This work addresses the challenge of drift-prone visual-inertial odometry (VIO) in GPS-denied environments for multi-robot systems, where existing ultra-wideband (UWB)-assisted approaches are typically limited to single robots and rely on pre-calibrated anchor nodes, compromising robustness. To overcome these limitations, we propose a distributed collaborative visual-inertial-ranging odometry framework (DC-VIRO), which, for the first time, tightly integrates VIO with online self-calibration of UWB anchors in multi-robot settings. By incorporating anchor positions into the system state and leveraging shared UWB measurements to impose geometric constraints, DC-VIRO employs right-invariant error modeling on Lie groups and distributed optimization to ensure observability and estimation consistency. Experimental results demonstrate that DC-VIRO significantly improves localization accuracy and robustness while successfully achieving distributed self-calibration of UWB anchors.

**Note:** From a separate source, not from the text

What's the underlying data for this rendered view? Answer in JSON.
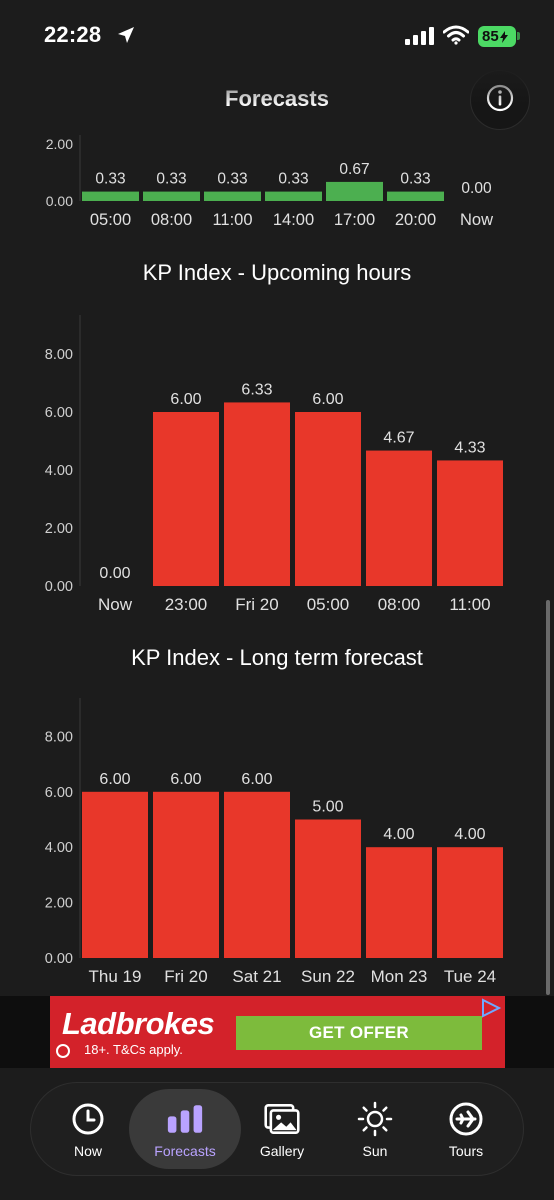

Reliable localization is a fundamental requirement for multi-robot systems operating in GPS-denied environments. Visual-inertial odometry (VIO) provides lightweight and accurate motion estimation but suffers from cumulative drift in the absence of global references. Ultra-wideband (UWB) ranging offers complementary global observations, yet most existing UWB-aided VIO methods are designed for single-robot scenarios and rely on pre-calibrated anchors, which limits their robustness in practice. This paper proposes a distributed collaborative visual-inertial-ranging odometry (DC-VIRO) framework that tightly fuses VIO and UWB measurements across multiple robots. Anchor positions are explicitly included in the system state to address calibration uncertainty, while shared anchor observations are exploited through inter-robot communication to provide additional geometric constraints. By leveraging a right-invariant error formulation on Lie groups, the proposed approach preserves the observability properties of standard VIO, ensuring estimator consistency. Simulation results with multiple robots demonstrate that DC-VIRO significantly improves localization accuracy and robustness, while simultaneously enabling anchor self-calibration in distributed settings.